Having private owners elsewhere in the world might work, but in Australia, where there’s a population of 22M to share 4 football codes, it’s far too risky. I would think having a relatively small population in a saturated sports market would make the private owner/consortium model just as viable... Member-based ownership (subsidised by the FFA), equitable stadium deals and tonnes of community involvement are 3 key ingredients to make Football work in this country…not the bank balance (and whim) of a cranky mining magnate. ...but I also agree with your three points, except for the FFA clause to some degree. If the FFA have little money initially, then it would be hard to subsidise many clubs (unless the media deal was astronomical), and wouldn't that imply the community model at the beginning is only part the answer and need private funding as well?
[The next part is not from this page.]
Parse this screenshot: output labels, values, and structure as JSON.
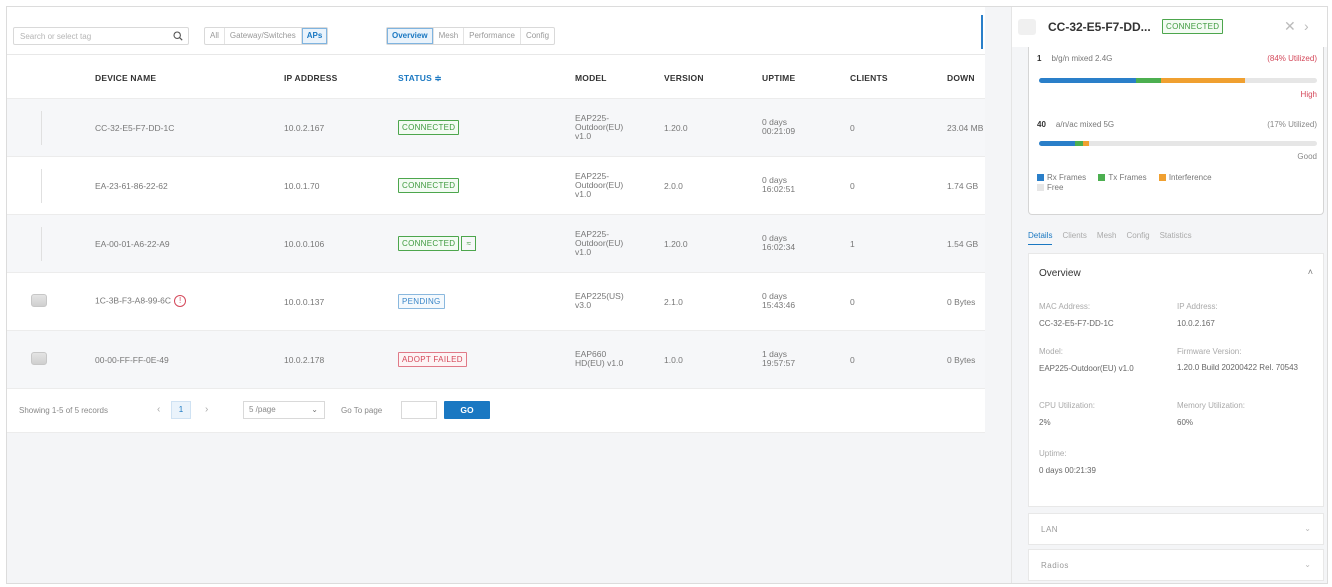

I would like to see a community kick-start a club with memberships, but what is a viable number of memberships to own/run/upgrade a stadium; employ people for football operations; a team and support staff; transport costs; gear and all of that? I know sponsorships help of course but to me over time most clubs will become membership supported. That would be ideal for all A-League clubs, but it is a long game.

2012-02-20T03:48:31+00:00

Johnno

Guest


you go away. You move on buddy. Have you looked at the business plan of sydney olympic I have striker. More state government money to belmore sports ground to, hard core supporters, why wouldn't olympic or sth melbourne be a hit striker. You have so much faith in the A-league current models, yet they are many fo the clubs going broke or barely surviving stop being a true believer striker you deny reality that the A-league has to change it's business models and operations to survive, coz what they are doing now is not working striker.

2012-02-20T03:42:25+00:00

striker

Guest


Johnno go away with your Sydney Oympic crap everyone knows it has no chance getting in the A-League and i am an old NSL supporter, move on buddy.

2012-02-20T03:28:37+00:00

The Cattery

Roar Guru


Your post gets me thinking, could the 10th team come in with, say, the backing of either the NSWPL or the ACT comp, as a bit of a change from the single owner model.